06Conclusion & Future Work
🍞 Top Bread (Hook) Imagine giving every route-planning AI the same fair obstacle course, the same weather, and the same stopwatch.
🥬 Filling (The Actual Concept): Takeaway
- 3-Sentence Summary: MobilityBench is a large, realistic, and reproducible benchmark for testing AI route-planning agents built from real user queries. It freezes map tool responses in a deterministic replay sandbox and scores multiple skills—from understanding to final correctness and efficiency. Results across leading models and frameworks reveal strong basic abilities but hard challenges in honoring user preferences.
- Main Achievement: Turning messy, real-world mobility requests into clean, comparable, multi-skill evaluations by combining a replayable tool environment with structured ground-truth programs and a detailed scoring protocol.

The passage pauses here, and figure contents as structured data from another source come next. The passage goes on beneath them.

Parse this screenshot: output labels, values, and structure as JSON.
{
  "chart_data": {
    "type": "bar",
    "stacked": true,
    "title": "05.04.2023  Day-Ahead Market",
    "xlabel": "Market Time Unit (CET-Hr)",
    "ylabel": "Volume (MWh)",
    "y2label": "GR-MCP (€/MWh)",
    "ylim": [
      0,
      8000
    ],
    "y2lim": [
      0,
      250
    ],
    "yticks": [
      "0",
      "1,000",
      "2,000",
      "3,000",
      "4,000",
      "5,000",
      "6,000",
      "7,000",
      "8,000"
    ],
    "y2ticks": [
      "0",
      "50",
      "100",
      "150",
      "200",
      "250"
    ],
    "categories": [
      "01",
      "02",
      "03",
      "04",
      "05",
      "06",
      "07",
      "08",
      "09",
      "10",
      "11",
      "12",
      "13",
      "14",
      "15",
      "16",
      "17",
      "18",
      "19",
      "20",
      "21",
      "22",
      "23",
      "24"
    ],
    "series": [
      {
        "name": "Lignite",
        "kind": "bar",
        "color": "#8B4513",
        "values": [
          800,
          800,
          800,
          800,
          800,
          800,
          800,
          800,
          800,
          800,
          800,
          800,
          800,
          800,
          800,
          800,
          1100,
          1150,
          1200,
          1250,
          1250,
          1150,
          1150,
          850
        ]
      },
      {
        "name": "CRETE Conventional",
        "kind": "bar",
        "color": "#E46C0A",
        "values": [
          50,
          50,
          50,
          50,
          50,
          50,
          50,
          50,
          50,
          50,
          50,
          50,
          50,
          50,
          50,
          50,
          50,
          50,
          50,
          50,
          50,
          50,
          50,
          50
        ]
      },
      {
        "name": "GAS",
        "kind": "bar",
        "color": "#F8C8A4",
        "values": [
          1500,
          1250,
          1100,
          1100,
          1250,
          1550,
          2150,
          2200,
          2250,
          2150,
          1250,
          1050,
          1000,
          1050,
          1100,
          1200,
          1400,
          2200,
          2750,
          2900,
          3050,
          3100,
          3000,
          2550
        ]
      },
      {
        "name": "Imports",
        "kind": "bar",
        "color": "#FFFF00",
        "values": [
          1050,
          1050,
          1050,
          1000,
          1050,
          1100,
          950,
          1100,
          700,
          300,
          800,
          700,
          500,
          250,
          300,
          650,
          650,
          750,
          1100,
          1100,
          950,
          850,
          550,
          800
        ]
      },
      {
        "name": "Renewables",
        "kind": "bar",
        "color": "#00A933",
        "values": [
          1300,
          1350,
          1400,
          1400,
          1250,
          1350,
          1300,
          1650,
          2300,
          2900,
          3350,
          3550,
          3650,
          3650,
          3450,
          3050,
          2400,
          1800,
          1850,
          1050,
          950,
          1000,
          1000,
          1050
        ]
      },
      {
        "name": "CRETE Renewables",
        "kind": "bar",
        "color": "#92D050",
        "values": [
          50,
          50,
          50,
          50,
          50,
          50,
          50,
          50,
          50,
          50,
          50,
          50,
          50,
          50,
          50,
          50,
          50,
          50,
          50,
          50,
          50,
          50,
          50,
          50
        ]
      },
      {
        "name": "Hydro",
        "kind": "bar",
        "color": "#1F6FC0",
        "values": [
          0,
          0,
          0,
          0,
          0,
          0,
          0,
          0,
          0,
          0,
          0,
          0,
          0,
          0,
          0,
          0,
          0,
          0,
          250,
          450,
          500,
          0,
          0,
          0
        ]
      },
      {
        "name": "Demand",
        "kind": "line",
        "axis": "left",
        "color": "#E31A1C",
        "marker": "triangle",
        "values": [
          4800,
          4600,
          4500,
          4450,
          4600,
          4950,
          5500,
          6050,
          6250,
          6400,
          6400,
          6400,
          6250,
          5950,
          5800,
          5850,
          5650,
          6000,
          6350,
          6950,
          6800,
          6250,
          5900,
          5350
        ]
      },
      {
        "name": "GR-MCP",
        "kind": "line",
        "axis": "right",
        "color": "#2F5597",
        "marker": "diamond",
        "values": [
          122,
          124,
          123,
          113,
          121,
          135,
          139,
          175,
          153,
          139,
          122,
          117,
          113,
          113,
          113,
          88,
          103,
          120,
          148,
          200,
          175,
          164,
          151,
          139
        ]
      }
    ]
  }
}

- Future Directions: Add more providers and cities, model limited non-determinism, support clarification turns, broaden preference types (e.g., EV charging, accessibility), and explore hybrid planning + reactive strategies that balance robustness and cost.
- Why Remember This: MobilityBench shows how to fairly measure what truly matters for everyday navigation—understanding people’s words, using the right tools, and delivering routes that keep promises—so tomorrow’s travel AIs can be trustworthy co-pilots.
🍞 Bottom Bread (Anchor) Like a well-designed driving test makes safer drivers, MobilityBench’s fair and thorough testing can make route-planning AIs safer, smarter, and more dependable.
Practical Applications
- •Compare different route-planning agents fairly before deploying one in a navigation app.
- •Diagnose where your agent fails (e.g., misunderstanding preferences) and target fine-tuning there.
- •Evaluate new prompting or reasoning strategies (e.g., Plan-and-Execute vs. ReAct) under identical conditions.
- •Test cost-saving strategies by tracking input/output tokens while maintaining accuracy.
- •Benchmark open-source vs. closed-source backbones to choose a cost-effective solution for private deployment.
- •Validate preference-handling features (avoid tolls/highways, limit transfers) before releasing to users.
- •Train or distill smaller models using ground-truth tool programs as supervision signals.
- •Stress-test schema compliance to reduce production errors in tool calls.
- •Prototype hybrid planning + reactive loops and measure gains without live API noise.
- •Extend the benchmark to new cities/tools and re-run tests for consistent cross-region evaluation.